The Lady in the Parking Lot
by Maggie Van Ostrand
I spotted her
in the shopping center getting out of a white Mercedes convertible SLS. She was
one of the most beautiful women I'd ever seen. In my life. If Charlize Theron
were gay and married to the late Marlene Dietrich, this would be their female
child. The woman in the parking lot had to be Austrian or Swedish, I decided,
because of her incredibly high cheekbones, Garbo-like bone structure, perfect
pink and white skin, perfect shoulder-length pure white hair tied at the nape
of her Audrey Hepburn neck, and sea-green eyes under Elizabeth Taylor lashes.
No visible makeup. I guessed her to be somewhere between 35 and 65. Truth be told, in Southern
California, the first thing you look for on good looking faces is a telltale
sign of plastic surgery; there's so much reconstruction done on faces in
Hollywood, we don't bother saying "plastic surgery," we just say "work." No work had been done on her.
She was maybe
5’8” and dressed like one of those rich women you see in the pages of fancy
magazines, the one who’s always sitting on a horse. Not a snobby dressage horse, more
likely a sporty jumper. Tan low-rise jodhpurs, blood-brown riding boots that looked to
be made of soft Italian leather that probably cost $1,000, a regal-looking black
jacket and high-necked pale blue shirt. About a Size 2, she made Betty Draper
look fat by comparison.
She was
nobody's trophy wife, I thought, but instead had plenty of her own money and
left each of three husbands when they began to bore her. They were all so
smitten, even at the end of the marriage, that they never asked for alimony,
though she liked to leave them with a building or two and maybe a small yacht.
I decided her name would be majestic and start with an "E" as in
Elegant. It would be something like Eugenie or Elizabeth or Ernestine.

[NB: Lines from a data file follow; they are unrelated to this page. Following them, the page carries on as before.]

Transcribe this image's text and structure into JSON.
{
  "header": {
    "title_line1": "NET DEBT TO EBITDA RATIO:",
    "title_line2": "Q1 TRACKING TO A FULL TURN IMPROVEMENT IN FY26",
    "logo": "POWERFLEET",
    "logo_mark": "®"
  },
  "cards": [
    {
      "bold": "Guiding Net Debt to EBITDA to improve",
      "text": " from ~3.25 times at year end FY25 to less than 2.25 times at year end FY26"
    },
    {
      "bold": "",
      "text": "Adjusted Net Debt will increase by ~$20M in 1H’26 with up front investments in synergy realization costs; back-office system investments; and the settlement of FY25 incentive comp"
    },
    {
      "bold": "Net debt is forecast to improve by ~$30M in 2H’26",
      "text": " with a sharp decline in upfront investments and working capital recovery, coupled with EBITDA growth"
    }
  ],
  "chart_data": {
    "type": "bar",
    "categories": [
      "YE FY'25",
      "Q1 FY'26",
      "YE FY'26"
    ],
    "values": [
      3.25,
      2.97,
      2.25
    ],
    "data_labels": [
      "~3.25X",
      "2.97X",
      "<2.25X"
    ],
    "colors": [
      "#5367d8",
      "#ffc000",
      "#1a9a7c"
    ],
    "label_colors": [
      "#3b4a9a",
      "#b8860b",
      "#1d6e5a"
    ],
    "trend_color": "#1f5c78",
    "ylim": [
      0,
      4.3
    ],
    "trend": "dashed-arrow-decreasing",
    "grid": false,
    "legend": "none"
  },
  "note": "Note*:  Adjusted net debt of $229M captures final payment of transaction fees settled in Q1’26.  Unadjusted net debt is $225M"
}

Her
voice would be husky and kind of Lauren Bacall-y, with a touch of Ellen
DeGeneres's musical mischief just under the surface.
She didn't
notice me and, since we were headed to the same store, I was able to observe
her walk. She strode with confidence, verve and importance. Definitely either
an Austrian or a Swede. She was the kind of woman who'd gain immediate entry
into any private club, movie studio, or even the White House.
She stood in
front of me at Starbuck's, and I was eager to hear whether her accent would be
Austrian or Swedish. I leaned forward slightly, anxious to catch her very first words to
the Starbuck’s counter girl in order to confirm my imagination's vivid conclusions. I wish I had not done that.
It wasn’t what
she said: "I'll have a Skinny Vanilla Latte," that blew my imagination to smithereens, it was that she sounded exactly like Mel Brooks.